Parents can help students in many ways
By Camilla Benbow
(Originally printed in The Tennessean on April 5, 2012)
On Education
We know that teachers, schools and principals create climates for students’ academic success, but what about parents?
As a mother to seven children (now grown), I don’t need a research study to tell me that parents are important. I still recall how challenging it was to get to all those conferences, open houses, PTA meetings, sports events and other extracurricular activities.
But a growing body of research indicates that parent engagement takes many different forms and that parents help students achieve. At Peabody College, professors Kathleen Hoover-Dempsey and Howard Sandler have shown that parent educational involvement happens at home, at school, in parent-teacher-school communications and through the values, goals, expectations and aspirations that parents share with their children. Work by Hoover-Dempsey and Sandler also suggests that the hallmark of a good school is one that is welcoming and hospitable to parents.
When parents encourage their children, model the learning behaviors they want them to adopt, reinforce their efforts or instruct them directly — and when children perceive these actions positively — children learn that they can be academically successful. They become more motivated, ask questions and develop the social skills and self-confidence to ask their teachers for help. When everything falls into place, the end result is better grades, SAT or ACT scores and success in other school activities.
I asked Hoover-Dempsey what one piece of advice she would give to parents, and she said, “Even parents who can’t be at school can be clear in showing their interest. I would encourage them to be as actively involved in their students’ education as possible — supporting them, encouraging them, and telling them that what and how they are doing in school really matters.”
My own experience taught me that parents should consider themselves advocates both to and for their children. We should make it clear to our children that we value education and that we expect them to put in the effort to be successful at it.
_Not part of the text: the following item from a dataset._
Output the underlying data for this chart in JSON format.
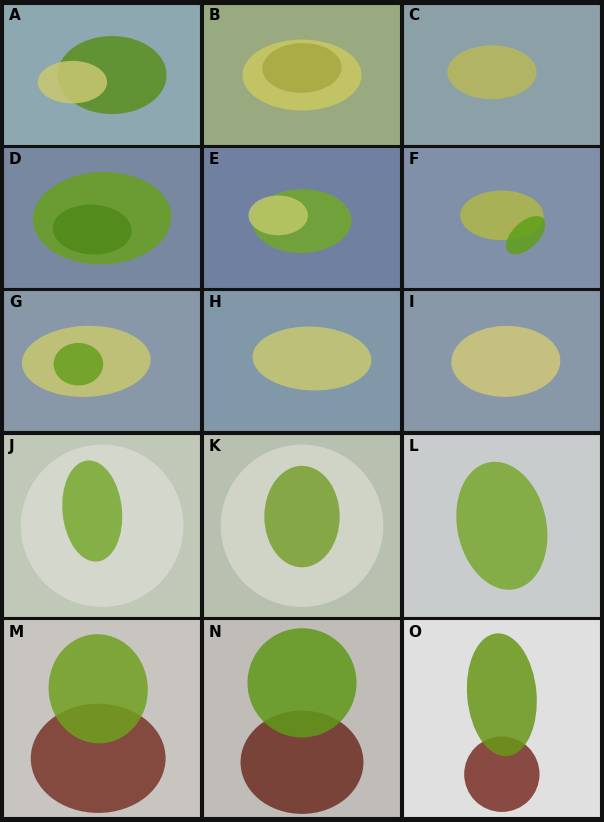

But there are also times when we need to advocate on their behalf. For me, this meant pushing for one gifted child to receive extra academic challenges, while pushing for another with learning disabilities to receive extra help. Sometimes it just meant keeping teachers and schools informed about events at home so that they could be supportive if called for.
Advocacy, however, is not the same as helicopter parenting. As an educator, I have seen too many instances in which a student’s personal development has been hurt by parents who refuse to let a child succeed or fail on his or her own. When it comes to learning the value of persistence, a setback can be the best teacher.
Parents need to know that they play a critical role in their children’s education and that they can help their children succeed.
Camilla P. Benbow is Patricia and Rodes Hart Dean of Education and Human Development at Vanderbilt University’s Peabody College. Her column on education appears every other Thursday in The Tennessean Local section.